Как ни допытывался, ничего больше узнать я не мог. Однако становилось уже ясно, что легенды существуют. Подсел к другому пассажиру в противоположном углу вагона, к человеку молодому, похожему на артельщика.

— Действительно… говорят. Только все это вздор! — отвечал и этот, умалчивая о самых рассказах.

— Рассказывают что-то интересное, — начал было я, надеясь вызвать его на разговор, но он перебил меня возражением:

— Это нужно еще доказать!

— Да что доказывать-то?

— А вот, про что болтают.

— Я не знаю, про что болтают, потому и спрашиваю.

— И знать незачем. Пустяки одни. Говорю, сначала доказать надо.

Это становилось, наконец, любопытно. Что за тайна? Что за рассказы, о которых никто не хочет сказать даже слова?
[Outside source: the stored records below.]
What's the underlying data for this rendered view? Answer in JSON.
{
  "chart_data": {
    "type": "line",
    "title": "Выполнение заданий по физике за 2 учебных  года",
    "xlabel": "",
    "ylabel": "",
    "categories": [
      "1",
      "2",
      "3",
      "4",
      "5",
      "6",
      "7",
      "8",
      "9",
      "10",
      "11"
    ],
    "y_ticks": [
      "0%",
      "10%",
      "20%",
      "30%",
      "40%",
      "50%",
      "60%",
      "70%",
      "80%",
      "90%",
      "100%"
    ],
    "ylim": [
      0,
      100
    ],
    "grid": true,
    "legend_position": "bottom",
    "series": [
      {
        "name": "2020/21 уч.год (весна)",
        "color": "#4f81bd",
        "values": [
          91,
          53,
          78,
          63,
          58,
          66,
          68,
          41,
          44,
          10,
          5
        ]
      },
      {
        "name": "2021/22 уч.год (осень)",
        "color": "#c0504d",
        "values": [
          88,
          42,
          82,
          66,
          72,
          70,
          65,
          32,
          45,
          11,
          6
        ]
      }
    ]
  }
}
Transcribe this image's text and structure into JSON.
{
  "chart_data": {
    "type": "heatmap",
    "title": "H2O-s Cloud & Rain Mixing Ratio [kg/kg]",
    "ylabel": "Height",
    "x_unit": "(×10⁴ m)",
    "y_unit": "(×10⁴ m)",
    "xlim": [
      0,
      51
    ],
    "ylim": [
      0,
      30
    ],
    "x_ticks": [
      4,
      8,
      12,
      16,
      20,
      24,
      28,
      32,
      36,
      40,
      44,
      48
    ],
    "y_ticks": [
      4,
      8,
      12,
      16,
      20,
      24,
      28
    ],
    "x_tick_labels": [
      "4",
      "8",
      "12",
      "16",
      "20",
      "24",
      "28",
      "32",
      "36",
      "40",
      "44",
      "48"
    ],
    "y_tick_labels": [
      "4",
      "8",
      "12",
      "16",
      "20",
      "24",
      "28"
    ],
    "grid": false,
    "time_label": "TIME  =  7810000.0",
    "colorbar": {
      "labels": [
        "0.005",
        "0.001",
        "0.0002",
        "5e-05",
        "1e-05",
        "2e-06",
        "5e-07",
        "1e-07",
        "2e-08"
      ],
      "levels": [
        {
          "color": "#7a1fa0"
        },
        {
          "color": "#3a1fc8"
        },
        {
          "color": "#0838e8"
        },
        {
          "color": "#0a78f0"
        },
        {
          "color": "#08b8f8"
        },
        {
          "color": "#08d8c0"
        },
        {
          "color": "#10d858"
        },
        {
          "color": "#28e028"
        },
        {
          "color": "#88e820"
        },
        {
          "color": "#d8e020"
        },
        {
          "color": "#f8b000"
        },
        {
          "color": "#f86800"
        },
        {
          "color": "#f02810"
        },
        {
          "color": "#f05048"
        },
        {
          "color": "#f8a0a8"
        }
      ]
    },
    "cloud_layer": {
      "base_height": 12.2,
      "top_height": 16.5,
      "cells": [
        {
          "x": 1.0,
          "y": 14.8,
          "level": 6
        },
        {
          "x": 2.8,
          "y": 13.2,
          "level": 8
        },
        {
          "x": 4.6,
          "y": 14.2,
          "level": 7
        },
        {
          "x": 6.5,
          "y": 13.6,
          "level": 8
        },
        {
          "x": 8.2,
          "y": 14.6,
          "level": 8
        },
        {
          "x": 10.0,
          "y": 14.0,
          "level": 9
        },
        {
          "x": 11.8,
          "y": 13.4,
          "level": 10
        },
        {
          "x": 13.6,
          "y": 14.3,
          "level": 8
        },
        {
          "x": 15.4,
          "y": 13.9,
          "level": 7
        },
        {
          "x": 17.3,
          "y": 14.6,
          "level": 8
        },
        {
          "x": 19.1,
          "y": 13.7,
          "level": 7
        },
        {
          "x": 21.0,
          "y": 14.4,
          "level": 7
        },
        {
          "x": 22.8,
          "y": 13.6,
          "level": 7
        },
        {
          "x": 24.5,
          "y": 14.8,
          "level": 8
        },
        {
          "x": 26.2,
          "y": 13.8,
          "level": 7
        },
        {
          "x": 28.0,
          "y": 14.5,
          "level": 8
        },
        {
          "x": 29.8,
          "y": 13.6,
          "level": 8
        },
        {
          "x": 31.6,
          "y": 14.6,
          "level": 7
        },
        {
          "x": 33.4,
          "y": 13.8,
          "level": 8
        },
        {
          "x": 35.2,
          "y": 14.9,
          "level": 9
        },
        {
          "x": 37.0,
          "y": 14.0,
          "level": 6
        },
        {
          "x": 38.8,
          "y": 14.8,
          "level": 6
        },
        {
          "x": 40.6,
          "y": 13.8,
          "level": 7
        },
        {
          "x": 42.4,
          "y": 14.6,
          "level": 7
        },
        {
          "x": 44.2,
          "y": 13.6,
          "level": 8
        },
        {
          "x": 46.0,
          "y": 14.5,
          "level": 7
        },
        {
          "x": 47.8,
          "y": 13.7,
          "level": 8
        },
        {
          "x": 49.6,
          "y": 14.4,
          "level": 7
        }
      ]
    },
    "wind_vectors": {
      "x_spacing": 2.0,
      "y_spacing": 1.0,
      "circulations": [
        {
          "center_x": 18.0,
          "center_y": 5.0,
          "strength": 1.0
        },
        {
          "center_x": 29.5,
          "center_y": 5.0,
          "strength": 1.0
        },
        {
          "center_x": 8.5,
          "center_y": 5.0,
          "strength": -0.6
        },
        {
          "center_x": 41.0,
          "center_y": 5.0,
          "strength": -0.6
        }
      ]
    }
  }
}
Не было уж сомнения, что легенды ходят в народе.

Когда мы проезжали мимо станции Невьянск, те же старик и артельщик указали мне в окошко на гору и охотно, даже без моих расспросов, объяснили, что здесь был Демидовский завод и каменная башня, которая теперь служит каланчой, чтоб наблюдать за пожарами. Но до легенды я так и не добился. Только впоследствии я узнал, что царь Петр, жалуя Никите Демидову Невьянские заводы, дал ему и право наказывать людей, но с тем, чтобы он не навел на себя «правых слез и обидного воздыхания, что перед господом — грех непростительный…»

Используя это «право», Никита построил в Невьянске каменный дом, замечательный в акустическом отношении: все говорившееся в доме было слышно хозяину, и виновных в непочтении постигала страшная участь. Акинфий построил башню еще более знаменитую, с потайными ходами и подземельями, где подозреваемых пытали, виновных наказывали и где потоплялись «беглые» во время ревизий. Эта же башня служила местом чеканки фальшивой монеты. По преданиям, здесь «своим судом» замуровывали людей и держали их в колодках и на цепях. Немало было пролито здесь «правых слез», о которых говорил Петр, и немало слышалось «обидных воздыханий».

Близ башни поставлен был чугунный столб, который предназначался, по словам летописца, «для статуи господина статского советника Акинфия Никитича Демидова». Вероятно, в связи с этим столбом для собственной статуи и с жестокостями в башне над рабочими возникали страшные легенды, реальность которых, конечно, «еще доказать нужно», но возможность их возникновения становится понятной и доказывать ее нечего. Тиранство, фальшивые монеты и уготованный пьедестал для собственного монумента, с одной стороны, и молчаливая гибель людей, угнетенных и бесправных, — с другой, могли, конечно, побудить народную фантазию к созданию «бабьих сказок».

Благодаря башенным часам, отбивавшим на колоколах половины и четверти, благодаря замечательной акустике в доме, казавшейся народу чуть ли не волшебством, благодаря, наконец, безнравственности, могуществу, безответственности и жестокостям «уральских владык», моривших людей в подземельях голодом и пытками и потоплявших их, — сложились страшные рассказы о привидениях, которые бродят по ночам, плачут «правыми слезами» и передают о себе и о своих мучителях ужасающие подробности.

V

Заговорив о народе, об Урале и о Сибири, невольно вспоминаешь встречи с крупным писателем Маминым-Сибиряком, — тоже выходцем из народных масс.

Автор «Бойцов», «Приваловских миллионов», «Горного гнезда», «Золота», «Хлеба» и многих-многих романов из уральской приисковой жизни с ее бешеным обогащением разных хищников, бешеной расточительностью их и такими же бешеными провалами, — Дмитрий Наркисович Мамин был мне достаточно известен и интересовал меня как писатель незаурядный, сильный и самобытный. Кроме того, он привлекал мое внимание и симпатии еще тем, что чувствовался в нем, о чем бы он ни писал, хороший и настоящий друг народа, друг людей обездоленных, но сильных и смелых. Он не приспособлялся ни к каким течениям литературным, общественным и иным, он просто, сам вышедший из народа, любил народную силу, народную будущность и, не выходя из рамок художественной правды, описывал жизнь, какою она была в его время, со всей ее грубостью, с ее поэзией, с ее юмором.